With the exception of some younger figures like Marc McSharry most are career senators who are not believed to have any particular ambitions for Dail seats.
Martin told his senators that he was looking for "potential legislators and effective articulators''. However, the response to the leader's plea was epitomised by one scathing comment of: "I think he's looking for political virgins but he won't find too many in this party."
And after a series of sometimes stormy meetings where Martin was warned that he was threatening the independence of the Senate and potentially "subverting the constitution", a compromise was reached where the Fianna Fail leader will decide the party nominations to the Seanad.
Senator Mary White also told the Sunday Independent that, while she was 66, "Hillary Clinton was 64 and she seems to be capable of being a Secretary of State so I feel perfectly capable of being a Senator''. She emphasised: "I've never lost an election in my life." The collapse of Fianna Fail means that the party can only expect to win a dozen seats, which will lead to intense competition for nominations, with Mary Hanafin's former adviser Averil Power taking on the former minister for a seat.

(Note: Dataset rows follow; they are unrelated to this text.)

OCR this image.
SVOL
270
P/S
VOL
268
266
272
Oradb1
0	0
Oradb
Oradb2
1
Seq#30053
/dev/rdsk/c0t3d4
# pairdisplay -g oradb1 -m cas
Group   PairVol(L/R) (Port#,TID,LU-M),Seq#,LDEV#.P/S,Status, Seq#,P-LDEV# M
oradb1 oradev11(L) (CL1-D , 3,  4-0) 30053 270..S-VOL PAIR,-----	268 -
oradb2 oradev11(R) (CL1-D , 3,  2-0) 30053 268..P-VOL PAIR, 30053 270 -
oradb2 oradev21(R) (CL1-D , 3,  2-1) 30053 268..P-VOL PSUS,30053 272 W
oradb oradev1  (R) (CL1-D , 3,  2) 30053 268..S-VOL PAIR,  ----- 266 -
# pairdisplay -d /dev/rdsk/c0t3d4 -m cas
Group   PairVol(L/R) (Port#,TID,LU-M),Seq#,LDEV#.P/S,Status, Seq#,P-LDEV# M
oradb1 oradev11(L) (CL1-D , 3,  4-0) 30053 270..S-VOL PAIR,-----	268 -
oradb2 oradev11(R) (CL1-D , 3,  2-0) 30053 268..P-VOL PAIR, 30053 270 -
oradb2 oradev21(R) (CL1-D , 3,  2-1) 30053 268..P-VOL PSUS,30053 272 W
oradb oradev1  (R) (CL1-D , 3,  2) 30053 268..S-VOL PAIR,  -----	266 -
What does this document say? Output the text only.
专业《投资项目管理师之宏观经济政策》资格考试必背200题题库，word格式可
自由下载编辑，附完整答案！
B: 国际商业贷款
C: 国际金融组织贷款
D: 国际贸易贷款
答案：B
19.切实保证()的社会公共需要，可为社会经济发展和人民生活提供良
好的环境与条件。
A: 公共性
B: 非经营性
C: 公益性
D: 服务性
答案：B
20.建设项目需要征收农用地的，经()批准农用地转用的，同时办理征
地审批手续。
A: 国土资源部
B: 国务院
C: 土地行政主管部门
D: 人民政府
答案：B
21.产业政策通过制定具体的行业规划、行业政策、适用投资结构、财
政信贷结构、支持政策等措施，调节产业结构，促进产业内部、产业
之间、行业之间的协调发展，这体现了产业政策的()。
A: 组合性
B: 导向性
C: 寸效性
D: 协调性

Fianna Fail will struggle to elect high-profile, former Dublin TDs such as Darragh O'Brien, Conor Lenihan, Chris Andrews John Curran and defeated candidates such as Mary Fitzpatrick and Maria Corrigan. Other defeated candidates who will be hoping to rebuild their careers include Sean Connick, Thomas Byrne, and Margaret Conlon, however, the intensity of the competition means few of these will succeed.
The upcoming Seanad battles may also witness a series of stormy electoral battles between the putative Coalition partners of Fine Gael and Labour.
Labour is expected to target the election, or appointment, of high-profile candidates such as John Whelan (Laois/Offaly), Jimmy Harte (Donegal), Susan O'Keeffe (Sligo/Leitrim), Jerry Cowley (Mayo), Paula Desmond (Cork), James Heffernan (Limerick), and Pat Cody (Wexford). A number of Dublin-based candidates who narrowly lost out such as Aine Clancy, Henry Upton, and Joan Burton's running mate Pat Nulty will also be hoping for preferment.
Within FG, and in spite of the achievement of the party in winning a record number of seats, a new wave of 'bright young things' will hope to use the Seanad as a springboard to take out their own colleagues or to increase the party's seat total at any future election.
These include defeated sitting TDs such as Deirdre Clune, Michael D'Arcy and Tom Sheahan.